Leur occasion s’est présentée lors d’un événement communautaire organisé pour honorer Mami Mouton. Sous prétexte de vouloir décorer sa maison pour la remercier de sa générosité, le groupe de femmes a réussi à y pénétrer. La scène qu’elles ont découverte était apocalyptique. Des dizaines de moutons étaient parqués à l’intérieur. Mais ce n’étaient pas des animaux ordinaires. Leurs yeux étaient humains, remplis de larmes et de terreur. Certains portaient encore des lambeaux de leurs uniformes scolaires. Mama Ajoa a reconnu son fils Sylvain dans le regard d’un des agneaux.

Démasquée, Maman Odette a révélé sa vraie nature. Dans un éclair de magie noire, elle s’est transformée en un hibou géant et s’est enfuie par le toit. La communauté était sous le choc, réalisant avec horreur qu’ils avaient été complices involontaires de crimes abominables. Un pasteur réputé pour sa puissance spirituelle, Zaché, fut appelé à la rescousse.
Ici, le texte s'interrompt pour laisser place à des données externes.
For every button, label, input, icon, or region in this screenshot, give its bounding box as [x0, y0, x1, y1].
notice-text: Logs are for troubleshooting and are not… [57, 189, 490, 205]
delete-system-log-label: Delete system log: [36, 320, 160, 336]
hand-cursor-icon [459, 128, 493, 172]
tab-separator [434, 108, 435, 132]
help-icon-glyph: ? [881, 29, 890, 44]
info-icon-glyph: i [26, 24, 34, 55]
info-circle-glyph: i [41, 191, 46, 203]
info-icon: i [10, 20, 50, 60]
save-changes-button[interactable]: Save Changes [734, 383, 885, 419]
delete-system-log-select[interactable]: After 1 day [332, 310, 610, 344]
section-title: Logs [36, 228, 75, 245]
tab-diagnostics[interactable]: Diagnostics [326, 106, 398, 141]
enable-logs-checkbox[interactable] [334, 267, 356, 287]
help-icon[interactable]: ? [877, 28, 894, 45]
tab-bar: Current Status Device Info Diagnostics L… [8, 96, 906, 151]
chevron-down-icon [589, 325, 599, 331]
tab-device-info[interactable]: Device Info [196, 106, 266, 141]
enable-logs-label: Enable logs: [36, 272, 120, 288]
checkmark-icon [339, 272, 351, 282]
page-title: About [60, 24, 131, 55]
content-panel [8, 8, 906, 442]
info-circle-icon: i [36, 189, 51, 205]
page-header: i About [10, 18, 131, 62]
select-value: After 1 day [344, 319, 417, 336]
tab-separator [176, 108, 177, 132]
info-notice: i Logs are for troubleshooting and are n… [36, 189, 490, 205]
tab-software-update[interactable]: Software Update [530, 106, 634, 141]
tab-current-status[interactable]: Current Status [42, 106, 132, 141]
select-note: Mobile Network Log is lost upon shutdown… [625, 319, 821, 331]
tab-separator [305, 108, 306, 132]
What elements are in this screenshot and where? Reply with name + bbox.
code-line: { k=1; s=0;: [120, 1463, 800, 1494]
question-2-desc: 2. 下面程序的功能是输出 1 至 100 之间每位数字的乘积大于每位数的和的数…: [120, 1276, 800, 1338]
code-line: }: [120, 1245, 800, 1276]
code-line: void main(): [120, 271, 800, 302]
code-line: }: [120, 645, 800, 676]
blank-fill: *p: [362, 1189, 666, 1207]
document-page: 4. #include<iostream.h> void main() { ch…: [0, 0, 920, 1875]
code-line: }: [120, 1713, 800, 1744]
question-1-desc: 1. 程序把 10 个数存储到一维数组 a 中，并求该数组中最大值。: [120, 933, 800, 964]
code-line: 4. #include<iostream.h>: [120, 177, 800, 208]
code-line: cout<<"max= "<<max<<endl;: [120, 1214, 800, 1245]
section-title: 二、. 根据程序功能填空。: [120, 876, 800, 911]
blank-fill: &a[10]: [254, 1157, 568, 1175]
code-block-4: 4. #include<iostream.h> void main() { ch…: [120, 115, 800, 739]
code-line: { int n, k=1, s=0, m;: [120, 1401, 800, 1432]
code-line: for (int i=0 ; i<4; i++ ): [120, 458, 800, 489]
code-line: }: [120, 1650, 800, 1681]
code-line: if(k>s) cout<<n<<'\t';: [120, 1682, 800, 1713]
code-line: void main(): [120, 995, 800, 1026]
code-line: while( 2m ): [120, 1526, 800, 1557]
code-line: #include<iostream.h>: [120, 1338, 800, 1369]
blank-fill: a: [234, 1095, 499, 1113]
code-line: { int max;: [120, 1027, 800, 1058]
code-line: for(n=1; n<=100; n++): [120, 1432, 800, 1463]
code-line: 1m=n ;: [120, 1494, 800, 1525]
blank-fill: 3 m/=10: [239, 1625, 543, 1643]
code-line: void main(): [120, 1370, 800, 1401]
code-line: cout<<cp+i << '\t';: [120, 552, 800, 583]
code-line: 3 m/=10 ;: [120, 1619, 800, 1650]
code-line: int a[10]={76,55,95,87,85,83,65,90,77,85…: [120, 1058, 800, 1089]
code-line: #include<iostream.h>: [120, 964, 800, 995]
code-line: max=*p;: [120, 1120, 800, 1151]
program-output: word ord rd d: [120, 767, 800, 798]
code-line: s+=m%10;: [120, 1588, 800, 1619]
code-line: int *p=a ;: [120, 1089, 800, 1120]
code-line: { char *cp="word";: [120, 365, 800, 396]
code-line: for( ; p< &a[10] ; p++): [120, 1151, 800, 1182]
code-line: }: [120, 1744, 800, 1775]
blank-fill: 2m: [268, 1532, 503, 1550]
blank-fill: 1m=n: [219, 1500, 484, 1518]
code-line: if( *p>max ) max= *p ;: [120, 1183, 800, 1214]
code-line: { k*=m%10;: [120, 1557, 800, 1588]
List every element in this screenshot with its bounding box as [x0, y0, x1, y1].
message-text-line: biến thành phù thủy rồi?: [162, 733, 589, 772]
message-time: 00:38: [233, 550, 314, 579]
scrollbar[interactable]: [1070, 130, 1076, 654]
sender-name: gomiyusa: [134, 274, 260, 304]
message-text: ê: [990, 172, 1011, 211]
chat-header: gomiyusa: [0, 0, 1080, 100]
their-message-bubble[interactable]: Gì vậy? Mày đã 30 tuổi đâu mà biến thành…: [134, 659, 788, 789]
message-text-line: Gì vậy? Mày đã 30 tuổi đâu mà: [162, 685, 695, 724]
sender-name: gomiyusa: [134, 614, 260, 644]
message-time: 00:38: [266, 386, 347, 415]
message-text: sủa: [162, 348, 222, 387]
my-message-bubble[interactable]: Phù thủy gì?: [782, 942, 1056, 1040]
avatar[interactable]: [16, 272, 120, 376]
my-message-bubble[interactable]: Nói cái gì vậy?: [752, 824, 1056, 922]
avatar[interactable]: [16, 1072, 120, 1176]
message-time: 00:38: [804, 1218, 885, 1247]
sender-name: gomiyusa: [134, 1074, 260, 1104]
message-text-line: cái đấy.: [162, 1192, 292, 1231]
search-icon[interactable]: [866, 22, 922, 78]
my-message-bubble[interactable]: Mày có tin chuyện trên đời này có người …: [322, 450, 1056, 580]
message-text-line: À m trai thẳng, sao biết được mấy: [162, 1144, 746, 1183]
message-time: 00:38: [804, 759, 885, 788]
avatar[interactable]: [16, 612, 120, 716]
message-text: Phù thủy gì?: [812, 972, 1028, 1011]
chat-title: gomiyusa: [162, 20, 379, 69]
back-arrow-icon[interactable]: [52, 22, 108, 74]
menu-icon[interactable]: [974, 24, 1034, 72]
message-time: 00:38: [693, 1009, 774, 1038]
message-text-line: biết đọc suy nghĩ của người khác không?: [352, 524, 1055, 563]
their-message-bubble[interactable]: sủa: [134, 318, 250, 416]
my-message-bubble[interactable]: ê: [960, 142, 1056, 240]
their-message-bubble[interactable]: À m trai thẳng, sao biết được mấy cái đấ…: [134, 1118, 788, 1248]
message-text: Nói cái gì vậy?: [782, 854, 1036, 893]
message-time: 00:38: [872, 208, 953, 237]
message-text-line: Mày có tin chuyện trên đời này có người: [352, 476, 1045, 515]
Alors qu’il priait avec ferveur, un éclair divin a frappé le hibou en plein vol, anéantissant la sorcière.

Avec la mort de Maman Odette, le pacte fut rompu. Sous les prières du pasteur, les moutons ont commencé à se convulser, reprenant peu à peu leur forme humaine. Les enfants, traumatisés mais vivants, ont été rendus à leurs familles. Dans la maison maudite, on a retrouvé un carnet noir où la sorcière avait méticuleusement noté les noms de ses victimes et les dates de leurs transformations.

Le quartier ne fut plus jamais le même. La maison de l’horreur fut détruite. Les enfants, marqués à jamais, retournèrent à l’école, portant le fardeau d’un secret terrifiant. Le pasteur Zaché, avant de partir, laissa un avertissement qui résonne encore aujourd’hui : “La bonté sans transparence peut être une disgrâce déguisée.” L’histoire de Mami Mouton est un rappel tragique que le mal se cache souvent derrière les masques les plus rassurants et que la vigilance est le prix de la sécurité.